Slashdot Mirror


City Sues To Prevent Linking To Its Website

Mike writes "In what appears to be a first-of-its-kind case, the Sheboygan city attorney ordered Jennifer Reisinger to remove a link to the city's police department from her Web site. The city went further, she claims, launching a criminal investigation of her for linking to the department on one of her sites, and in response she's suing the mayor and the city. 'The mayor decided to use his office to get back at Jennifer for her efforts in the recall and picked this to do it,' said her attorney, Paul Bucher. It appears this will go to court, and the question will be can a city (or any business or Web property) stop people from posting a link to its site?"

3 of 429 comments (clear)

  1. Re:Did the editor read the last paragraph? by Anonymous Coward · · Score: -1, Troll

    Not only that, but she is suing for $250000 (not inc punitive) for what seems like them just asking her to take down the link.
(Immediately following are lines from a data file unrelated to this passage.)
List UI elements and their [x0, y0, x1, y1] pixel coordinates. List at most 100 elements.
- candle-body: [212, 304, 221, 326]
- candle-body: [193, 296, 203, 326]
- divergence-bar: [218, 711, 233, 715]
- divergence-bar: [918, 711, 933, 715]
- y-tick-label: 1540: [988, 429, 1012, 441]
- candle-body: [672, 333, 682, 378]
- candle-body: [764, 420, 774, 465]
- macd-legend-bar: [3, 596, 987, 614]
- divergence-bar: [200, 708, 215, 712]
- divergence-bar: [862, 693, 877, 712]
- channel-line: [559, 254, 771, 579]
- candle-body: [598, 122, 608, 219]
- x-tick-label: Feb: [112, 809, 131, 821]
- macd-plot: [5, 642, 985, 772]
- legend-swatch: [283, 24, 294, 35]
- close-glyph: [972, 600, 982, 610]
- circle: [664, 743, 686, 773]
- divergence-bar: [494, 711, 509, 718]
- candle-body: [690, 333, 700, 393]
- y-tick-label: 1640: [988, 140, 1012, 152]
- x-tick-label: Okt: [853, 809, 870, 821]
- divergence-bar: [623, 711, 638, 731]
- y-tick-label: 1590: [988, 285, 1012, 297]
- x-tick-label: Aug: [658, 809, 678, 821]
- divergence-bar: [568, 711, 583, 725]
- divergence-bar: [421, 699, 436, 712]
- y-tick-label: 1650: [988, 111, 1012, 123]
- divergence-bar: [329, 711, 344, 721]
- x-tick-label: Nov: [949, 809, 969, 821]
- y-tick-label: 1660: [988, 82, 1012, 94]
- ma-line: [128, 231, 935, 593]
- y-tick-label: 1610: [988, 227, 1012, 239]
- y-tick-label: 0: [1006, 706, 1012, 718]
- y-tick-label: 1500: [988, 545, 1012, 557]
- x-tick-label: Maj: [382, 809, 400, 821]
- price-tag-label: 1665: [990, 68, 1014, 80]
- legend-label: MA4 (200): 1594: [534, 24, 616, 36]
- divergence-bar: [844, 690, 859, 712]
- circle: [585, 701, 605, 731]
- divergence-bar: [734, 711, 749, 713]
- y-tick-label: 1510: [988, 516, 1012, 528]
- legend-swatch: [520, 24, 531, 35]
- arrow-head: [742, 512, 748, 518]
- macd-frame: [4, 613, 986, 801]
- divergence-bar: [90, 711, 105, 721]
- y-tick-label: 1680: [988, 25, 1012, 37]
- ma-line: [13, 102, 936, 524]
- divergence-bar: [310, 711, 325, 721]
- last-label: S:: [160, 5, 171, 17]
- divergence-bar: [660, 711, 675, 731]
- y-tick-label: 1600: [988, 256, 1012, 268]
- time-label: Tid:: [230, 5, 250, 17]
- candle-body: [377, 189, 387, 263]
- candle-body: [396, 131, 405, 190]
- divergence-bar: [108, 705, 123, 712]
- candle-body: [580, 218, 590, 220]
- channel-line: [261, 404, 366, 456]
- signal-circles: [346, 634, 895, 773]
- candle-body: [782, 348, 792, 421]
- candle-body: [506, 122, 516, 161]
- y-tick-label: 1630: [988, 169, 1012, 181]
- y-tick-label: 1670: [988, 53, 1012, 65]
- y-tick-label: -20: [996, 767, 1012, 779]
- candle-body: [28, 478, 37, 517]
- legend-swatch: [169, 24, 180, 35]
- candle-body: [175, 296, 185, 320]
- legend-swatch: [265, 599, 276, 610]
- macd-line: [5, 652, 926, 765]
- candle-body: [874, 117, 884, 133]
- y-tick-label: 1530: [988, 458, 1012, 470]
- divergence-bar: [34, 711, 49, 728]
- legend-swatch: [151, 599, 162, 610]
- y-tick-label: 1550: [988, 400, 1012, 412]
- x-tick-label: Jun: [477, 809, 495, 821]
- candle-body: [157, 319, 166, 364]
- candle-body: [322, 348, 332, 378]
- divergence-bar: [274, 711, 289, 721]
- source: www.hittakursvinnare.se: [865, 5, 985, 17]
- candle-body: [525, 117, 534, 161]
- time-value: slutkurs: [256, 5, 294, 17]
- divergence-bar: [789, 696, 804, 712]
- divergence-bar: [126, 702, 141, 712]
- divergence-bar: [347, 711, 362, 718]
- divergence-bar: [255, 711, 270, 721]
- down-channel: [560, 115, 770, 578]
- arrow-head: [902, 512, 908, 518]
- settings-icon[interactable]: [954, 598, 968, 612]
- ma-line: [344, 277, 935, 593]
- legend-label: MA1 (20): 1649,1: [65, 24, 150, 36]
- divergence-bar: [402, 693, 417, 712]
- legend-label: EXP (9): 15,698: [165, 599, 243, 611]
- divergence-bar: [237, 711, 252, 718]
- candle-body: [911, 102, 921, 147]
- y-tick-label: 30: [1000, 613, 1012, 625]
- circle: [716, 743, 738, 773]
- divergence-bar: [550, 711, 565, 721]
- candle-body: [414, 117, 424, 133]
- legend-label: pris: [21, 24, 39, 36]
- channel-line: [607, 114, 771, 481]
    Also, from TFA she seems to be quite racist (probably exactly the sort of McCain voting lunatic who is going to condemn us to four more years):

    A recall site she created later showed a Fourth of July parade photograph of Perez with a U.S. flag that had been digitally replaced with a Mexican flag and the caption, "Power to illegals?"

    If /. wants to pontificate about censorship they should do it in the cause of a more upright citizen.

  2. The bigger question... changing the legal system by compumike · · Score: 0, Troll

    So, yes, this is silly, but ultimately this is just one example of a bigger phenomenon: people filing stupid lawsuits, where simply the burden of defending oneself is overwhelming / not worth it. This happens for many reasons: lawyers are expensive, court simply takes time, etc.

    Is there some way we can modify the legal system so that these kinds of frivolous suits die quickly and cheaply? Like an online peer review thing, where there's an anonymous, rotating committee of reviewers who can triage filings and vote to reject them? This has its own problems too, of course -- the rule of the mob emerges.

    So I'm not sure what the solution is, but it seems like we have to think about how to make it about two orders of magnitude cheaper/easier to defend oneself in court against frivolous suits.

    --
    Get started with electronics: Microcontroller kit for Linux/Mac/Windows. Do it with your kids!

  3. Re:The bigger question... changing the legal syste by Anonymous Coward · · Score: -1, Troll

    ...It wouldn't even matter if she's the second coming of Hilter(queue Godwin), using the police to intimidate or harrass someone who hasn't done anything wrong is illegal, immoral, and unconstitutional, and saying "Oops we're sorry" when you get caught doesn't get you off the hook...

    I completely agree, except that it's "cue", not "queue".